Setiba sesampai di Amerika, Greg merasa kebingungan apa yang harus dilakukan seorang pemuda miskin untuk mewujudkan janjinya kepada seorang nun jauh di Pakistan sana. Terbayang olehnya anak-anak desa Korphe yang belajar di padang rumput yang dingin tanpa ruangan kelas. Mulailah beliau menulis kepada sejumlah orang terkenal, orang kaya yang alamatnya ada di majalah. Tetapi hasilnya sia-sia, sampai akhirnya ada seorang ilmuwan kaya yang memberinya 20 ribu dolar pertama untuk membangun sekolah tersebut. Dimulai dari desa Korphe kemudian akhirnya gerakan ini menghasilkan ratusan sekolah di Pakistan yang dikerjakan sendiri oleh penduduknya karena merekapun sangat mendukung gerakan ini.

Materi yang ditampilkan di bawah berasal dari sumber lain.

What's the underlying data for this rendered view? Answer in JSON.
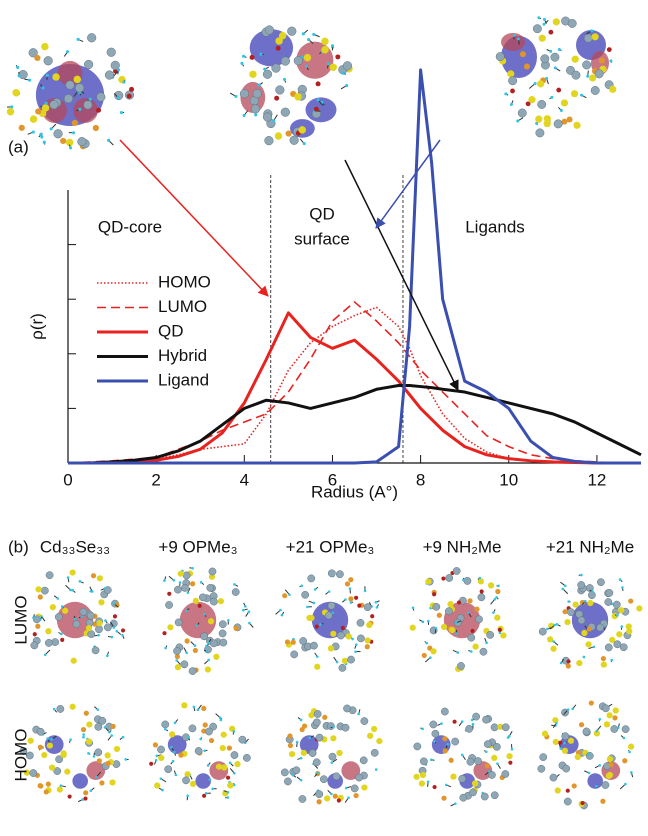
{
  "chart_data": {
    "type": "line",
    "panel_label": "(a)",
    "xlabel": "Radius (A°)",
    "ylabel": "ρ(r)",
    "region_labels": [
      "QD-core",
      "QD",
      "surface",
      "Ligands"
    ],
    "region_bounds": [
      4.6,
      7.6
    ],
    "x": [
      0,
      0.5,
      1,
      1.5,
      2,
      2.5,
      3,
      3.5,
      4,
      4.5,
      5,
      5.5,
      6,
      6.5,
      7,
      7.5,
      7.75,
      8,
      8.25,
      8.5,
      9,
      9.5,
      10,
      10.5,
      11,
      11.5,
      12,
      12.5,
      13
    ],
    "series": [
      {
        "name": "HOMO",
        "color": "#e8231f",
        "linestyle": "dotted",
        "values": [
          0,
          0,
          0.01,
          0.03,
          0.08,
          0.15,
          0.25,
          0.3,
          0.35,
          0.9,
          1.7,
          2.2,
          2.5,
          2.7,
          2.85,
          2.5,
          2.1,
          1.6,
          1.25,
          0.9,
          0.45,
          0.2,
          0.08,
          0.04,
          0.02,
          0.01,
          0,
          0,
          0
        ]
      },
      {
        "name": "LUMO",
        "color": "#e8231f",
        "linestyle": "dashed",
        "values": [
          0,
          0.02,
          0.04,
          0.07,
          0.1,
          0.25,
          0.4,
          0.6,
          0.75,
          0.9,
          1.3,
          1.9,
          2.6,
          2.95,
          2.6,
          2.2,
          1.95,
          1.7,
          1.5,
          1.3,
          0.9,
          0.5,
          0.3,
          0.15,
          0.08,
          0.04,
          0.02,
          0,
          0
        ]
      },
      {
        "name": "QD",
        "color": "#e8231f",
        "linestyle": "solid",
        "values": [
          0,
          0,
          0.01,
          0.02,
          0.05,
          0.12,
          0.25,
          0.55,
          1.1,
          1.9,
          2.75,
          2.3,
          2.1,
          2.25,
          1.9,
          1.5,
          1.25,
          1.0,
          0.8,
          0.6,
          0.3,
          0.15,
          0.08,
          0.04,
          0.02,
          0.01,
          0,
          0,
          0
        ]
      },
      {
        "name": "Hybrid",
        "color": "#111111",
        "linestyle": "solid",
        "values": [
          0,
          0,
          0.02,
          0.05,
          0.1,
          0.22,
          0.4,
          0.7,
          1.0,
          1.15,
          1.1,
          1.0,
          1.1,
          1.2,
          1.35,
          1.42,
          1.42,
          1.4,
          1.38,
          1.35,
          1.3,
          1.2,
          1.1,
          1.0,
          0.9,
          0.75,
          0.55,
          0.35,
          0.15
        ]
      },
      {
        "name": "Ligand",
        "color": "#3a4fb0",
        "linestyle": "solid",
        "values": [
          0,
          0,
          0,
          0,
          0,
          0,
          0,
          0,
          0,
          0,
          0,
          0,
          0,
          0,
          0.02,
          0.3,
          2.5,
          7.2,
          5.5,
          3,
          1.5,
          1.3,
          1.0,
          0.4,
          0.1,
          0.03,
          0,
          0,
          0
        ]
      }
    ],
    "xlim": [
      0,
      13
    ],
    "xticks": [
      0,
      2,
      4,
      6,
      8,
      10,
      12
    ],
    "ylim": [
      0,
      5
    ],
    "yticks": [
      1,
      2,
      3,
      4
    ],
    "legend": "left"
  },
  "panel_b": {
    "label": "(b)",
    "columns": [
      "Cd₃₃Se₃₃",
      "+9 OPMe₃",
      "+21 OPMe₃",
      "+9 NH₂Me",
      "+21 NH₂Me"
    ],
    "rows": [
      "LUMO",
      "HOMO"
    ]
  }
}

Buku ini dilengkapi dengan beberapa foto yang menggambarkan betapa kerasnya alam di desa yang terletak di atap dunia tersebut, dengan bahasa yang begitu sederhana dan mengalir deras membawa imajinasi saya membangun gambaran desa-desa di pegunungan Pakistan. Kadang saya tersenyum jika Greg berhasil membangun satu sekolah lagi, kadang saya ikut bersedih melihat bagaimana terjadi peperangan antara Pakistan dan India yang mengakibatkan ratusan orang tewas dan ribuan menjadi pengungsi, kadang saya ikut ketakutan saya Greg menjadi tawanan kelompok Islam garis keras karena mereka curiga dengan gerakan yang dilakuan..... Perasaan saya benar-benar teraduk tetapi dari kesemuanya itu satu hal yang membuka mata saya bahwa satu hal kecil yang kita lakukan dapat membawa perubahan besar.

Buku ini sangat saya anjurkan untuk dibaca...!!!